Âdem (as) ile başlayan insanlık tarihi eğitim ve öğretim sürecinin de tarihidir. Bütün peygamberler vahiy kaynaklı eğitimci ve öğretmendir. Eğitim “eğmek” fiilinden türemiştir. Kültürel boyutta “insanın bir konuda ikna edilmesidir.” Istılah da ise “arzu edilen doğrultuda, insanın yetiştirilmesi sürecidir.” Kullanımı terk edilen “mürebbi-terbiye” kelimesi ise; eğitim ve öğretim ile ilgili bütün faaliyetleri kapsar.
Şimdi öğretmenler “mürebbi” değil yani hem eğiten hem de öğreten değil yalnızca; öğretendir. Yedinci sınıfa giden çocuğumun veli toplantısına katılmıştım. Sınıf öğretmeni “çocukların çok erken yaşta kozmetikle tanıştıklarını, uygun olmayan tarzda giyindiklerini ve annelerin bu konuda önlem almalarını söylüyordu.” Söz alıp “çocuklar için öğretmenlerin bir model olduğunu, cinselliğini bütün şuhluğuyla ön plana çıkaran öğretmenlerin var olduğu öğrenim sisteminde öğrencilerin nasıl bunlardan uzak durabileceklerini söylemiştim.” Öğretmenler; eğitim ve öğretim niteliklerine sahip olmalıdır.
Tornadan çıkan bir öğrenci yerine, düşünen ve tercih eden nesil elbette önemlidir. Bunun için öğretmen kadar müfredatta önemlidir. Müfredatın doldurulması ise nitelikli ve erdemli eğitim ve öğretim elamanları ile mümkün olacaktır. Aksini söylemek anlamsızdır.
Hükümetin yeni öğrenim modeli “yetmez ama evet” sloganı ile ifade edilebilir.

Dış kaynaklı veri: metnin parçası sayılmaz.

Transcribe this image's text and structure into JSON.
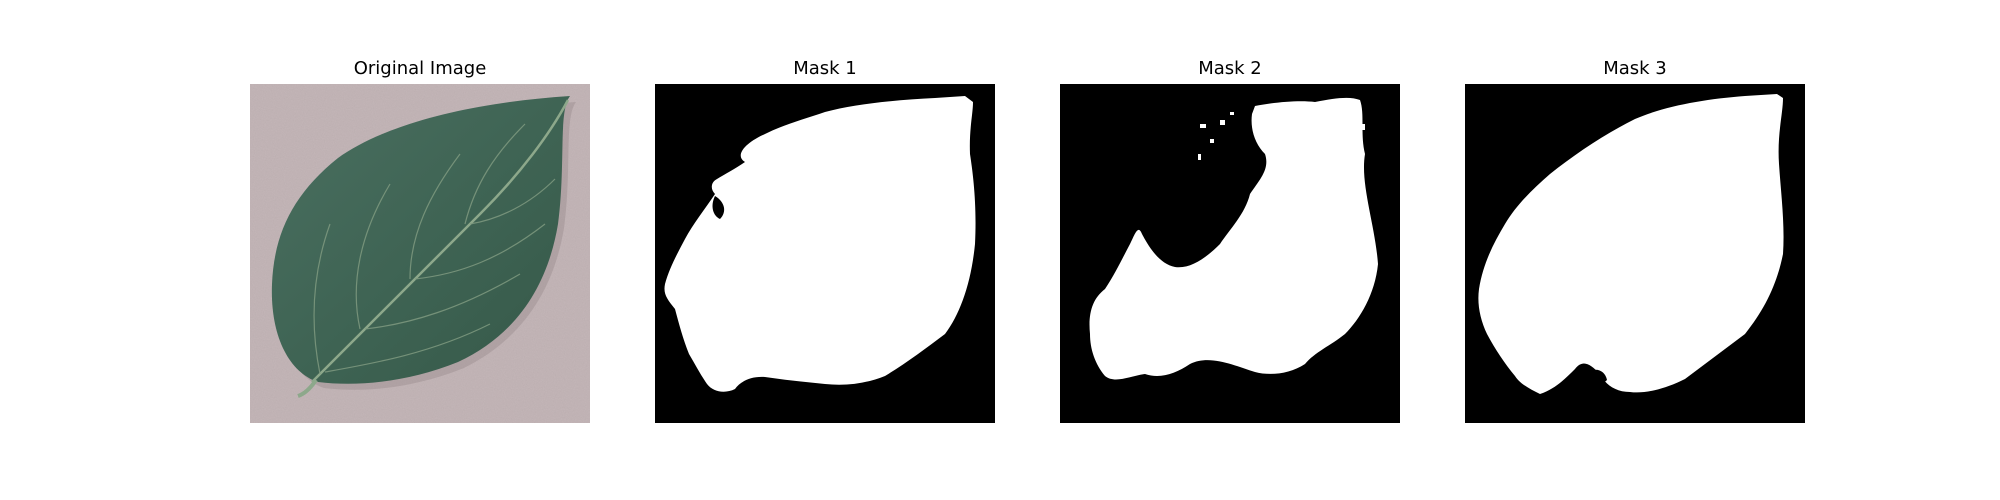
{
  "figure": {
    "panels": [
      {
        "title": "Original Image",
        "kind": "photo",
        "subject": "leaf"
      },
      {
        "title": "Mask 1",
        "kind": "mask"
      },
      {
        "title": "Mask 2",
        "kind": "mask"
      },
      {
        "title": "Mask 3",
        "kind": "mask"
      }
    ]
  },
  "colors": {
    "background": "#c4b6b8",
    "leaf": "#3f6454",
    "vein": "#8da88b",
    "mask_fg": "#ffffff",
    "mask_bg": "#000000"
  }
}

Kur’an-ı Kerim ve Hz. Peygamberin (sav) hayatının seçmeli ders olarak müfredatta yer alması şüphesiz ki önemlidir. Sağduyulu olan herkes ilgili yasaya sevindi. Osmanlı İslam devletinin ve İslam medeniyetinin bakiyesi olan bu millet; elinden alınan veya kaybettiğinin yüzde biri bile olmayan bu değerini bulunca sevindiğinin farkında olmalıdır.
Bu konuda bir zihin jimnastiği yapalım. İmanın ve İslam’ın kaynağı olan Kur’an-ı Kerim ve Hz. Peygamberin hayatı nasıl seçmeli olabilir ki? Kitap ve sünnet İslam’ın asli kaynakları değil mi? Yani bir insanın mümin ve Müslüman olabilmesi için; Kitap ve sünnet eşliğinde bir eğitim-öğretim ve davranış biçimine ihtiyacı olması gerekmez mi? Şayet bir insanın hayatında; Kur’an-ı Kerim ve Hz. Peygamberin hayatı, bilgi ve davranış biçimi olarak rol almıyorsa, o insanın sağlıklı bir mümin ve Müslüman olduğundan nasıl bahsedilebilinir?
Dün bu derslerin seçmelisi de yoktu diyebilirsiniz. Haklısınız ama biz beyin jimnastiği yaptık. 1839 yılından beri eğitim ve öğretimde zikzaklar var olagelmiştir. Medreseler ve mektepler. Bir türlü milli olamamıştır. 1924 yılında ilkokullar için hazırlanan ders programında haftada iki saat Kur’an dersine yer verilmiş. 1926 yılında ise Kur’an eğitimi çıkarılarak sadece din eğitimine yer verilmiş ve süresi bir saate indirilmiş. Din dersleri 1930 yılında şehir, 1939 yılında da köy ilkokulları programından kaldırılmıştır. Ayrıca din dersleri 1924 yılında lise, 1927 yılında ise ortaokul programlarından kaldırılmıştır.
Din derslerine; 1949 yılında ilkokul, 1956 ortaokul ve 1967 yılında ise liselerde seçmeli olarak bir saat süreyle yer verilmiştir. 1990 yılında ise “Din Kültürü ve Ahlak Bilgisi” dersi olarak haftada bir saat zorunlu tutulmuştur.